If you are in an industry that sees massive resale values out of the automation your attackers have likely already created an ecosystem around selling automation tooling that works against your enterprise. Once these actors are stuck in it’s incredibly difficult to disaude them. They will be accruing large amounts of money from SaaS that defeats your mitigations, and likely living on it. For example https://www.capsolver.com/. This is a persistent group selling work arounds to mitigations.

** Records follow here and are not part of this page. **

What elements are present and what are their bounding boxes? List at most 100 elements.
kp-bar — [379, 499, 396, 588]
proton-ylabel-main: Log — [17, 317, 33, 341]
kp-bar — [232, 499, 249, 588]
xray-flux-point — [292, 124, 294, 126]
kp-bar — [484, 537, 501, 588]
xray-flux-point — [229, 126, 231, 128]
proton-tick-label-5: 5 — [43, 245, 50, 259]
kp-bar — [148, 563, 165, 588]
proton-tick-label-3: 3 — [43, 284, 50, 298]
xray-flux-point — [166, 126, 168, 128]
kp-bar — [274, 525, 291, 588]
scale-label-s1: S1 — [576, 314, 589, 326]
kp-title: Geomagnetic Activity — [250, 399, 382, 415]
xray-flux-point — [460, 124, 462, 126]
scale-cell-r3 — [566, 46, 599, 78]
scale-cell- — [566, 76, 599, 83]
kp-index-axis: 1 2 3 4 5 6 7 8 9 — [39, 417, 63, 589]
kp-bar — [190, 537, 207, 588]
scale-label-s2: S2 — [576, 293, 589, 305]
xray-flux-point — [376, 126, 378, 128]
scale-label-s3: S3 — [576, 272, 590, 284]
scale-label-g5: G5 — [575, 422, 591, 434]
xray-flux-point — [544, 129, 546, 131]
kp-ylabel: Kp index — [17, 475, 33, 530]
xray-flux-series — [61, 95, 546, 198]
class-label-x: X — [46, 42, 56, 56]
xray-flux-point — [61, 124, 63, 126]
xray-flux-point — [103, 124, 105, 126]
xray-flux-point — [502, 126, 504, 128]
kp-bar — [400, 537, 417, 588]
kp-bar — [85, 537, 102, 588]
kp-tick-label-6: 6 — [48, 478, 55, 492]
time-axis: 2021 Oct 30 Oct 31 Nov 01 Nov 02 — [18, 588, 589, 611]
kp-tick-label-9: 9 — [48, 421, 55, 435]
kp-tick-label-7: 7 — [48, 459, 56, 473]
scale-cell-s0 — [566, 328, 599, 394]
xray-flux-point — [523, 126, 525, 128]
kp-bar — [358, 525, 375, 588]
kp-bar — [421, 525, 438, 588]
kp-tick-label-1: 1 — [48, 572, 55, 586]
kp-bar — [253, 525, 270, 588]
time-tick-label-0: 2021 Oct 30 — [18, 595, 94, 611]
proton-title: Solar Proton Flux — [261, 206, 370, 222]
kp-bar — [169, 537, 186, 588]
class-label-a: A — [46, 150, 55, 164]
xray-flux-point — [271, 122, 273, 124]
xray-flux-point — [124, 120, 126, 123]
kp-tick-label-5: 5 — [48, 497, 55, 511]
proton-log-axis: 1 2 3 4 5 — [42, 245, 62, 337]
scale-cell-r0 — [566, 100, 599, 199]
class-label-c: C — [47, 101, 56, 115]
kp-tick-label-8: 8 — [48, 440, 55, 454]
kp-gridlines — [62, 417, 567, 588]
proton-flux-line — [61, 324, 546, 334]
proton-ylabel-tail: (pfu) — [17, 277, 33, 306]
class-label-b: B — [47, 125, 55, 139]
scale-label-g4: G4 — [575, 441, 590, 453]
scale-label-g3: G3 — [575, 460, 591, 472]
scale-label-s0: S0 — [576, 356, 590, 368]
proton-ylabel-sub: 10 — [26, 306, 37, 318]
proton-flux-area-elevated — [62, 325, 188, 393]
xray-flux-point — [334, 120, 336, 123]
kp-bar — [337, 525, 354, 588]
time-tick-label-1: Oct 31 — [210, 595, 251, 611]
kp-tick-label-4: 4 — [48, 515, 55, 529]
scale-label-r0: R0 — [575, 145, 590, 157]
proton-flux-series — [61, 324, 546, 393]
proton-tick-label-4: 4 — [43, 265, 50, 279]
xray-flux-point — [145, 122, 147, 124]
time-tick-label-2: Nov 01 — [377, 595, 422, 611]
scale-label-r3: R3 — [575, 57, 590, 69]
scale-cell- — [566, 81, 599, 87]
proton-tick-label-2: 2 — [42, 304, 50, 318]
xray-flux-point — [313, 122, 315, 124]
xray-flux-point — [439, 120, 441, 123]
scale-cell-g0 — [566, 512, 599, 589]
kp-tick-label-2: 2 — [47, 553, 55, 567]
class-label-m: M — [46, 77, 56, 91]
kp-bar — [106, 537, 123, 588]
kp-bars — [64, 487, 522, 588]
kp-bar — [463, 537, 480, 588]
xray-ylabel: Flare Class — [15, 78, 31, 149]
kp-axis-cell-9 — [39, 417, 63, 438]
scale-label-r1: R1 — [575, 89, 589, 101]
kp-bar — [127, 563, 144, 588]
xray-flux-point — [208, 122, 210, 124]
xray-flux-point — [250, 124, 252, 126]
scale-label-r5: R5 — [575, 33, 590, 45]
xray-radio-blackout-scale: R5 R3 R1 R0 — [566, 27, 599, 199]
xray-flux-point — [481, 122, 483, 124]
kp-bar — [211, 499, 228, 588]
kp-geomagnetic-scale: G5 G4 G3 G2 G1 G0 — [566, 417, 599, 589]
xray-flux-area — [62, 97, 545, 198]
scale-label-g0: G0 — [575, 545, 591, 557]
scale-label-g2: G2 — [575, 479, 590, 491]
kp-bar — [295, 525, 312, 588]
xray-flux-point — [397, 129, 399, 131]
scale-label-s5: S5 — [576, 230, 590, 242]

If you are in an industry that controls valuable infrastructure, you will likely not be able to easily disuade attackers. If what you have is a juicy enough target, they will continue to push. In some cases they will be sponsored by nation states, in others they will be sponsored by organized crime.

Both of the above will require a very forward and iterative security posture. The more changes you can make at once, the better. The more you can add complexity the better. Expect mitigations to be overcome in novel ways.

AI mitigations might be defeated by an attacker generating so much bad traffic on the endpoint that the AI thinks that this is the correct way to use the endpoint, and it stops mitigating the endpoint. Aggregate detections and mitigations can take time to aggregate the various data points they need. An attacker may discover this and resort to large burst attacks which are faster than your defenses work. Attackers may pivot to other endpoints, or discover other weaknesses in your org allowing them to continue their attack, but without your mitigations in place.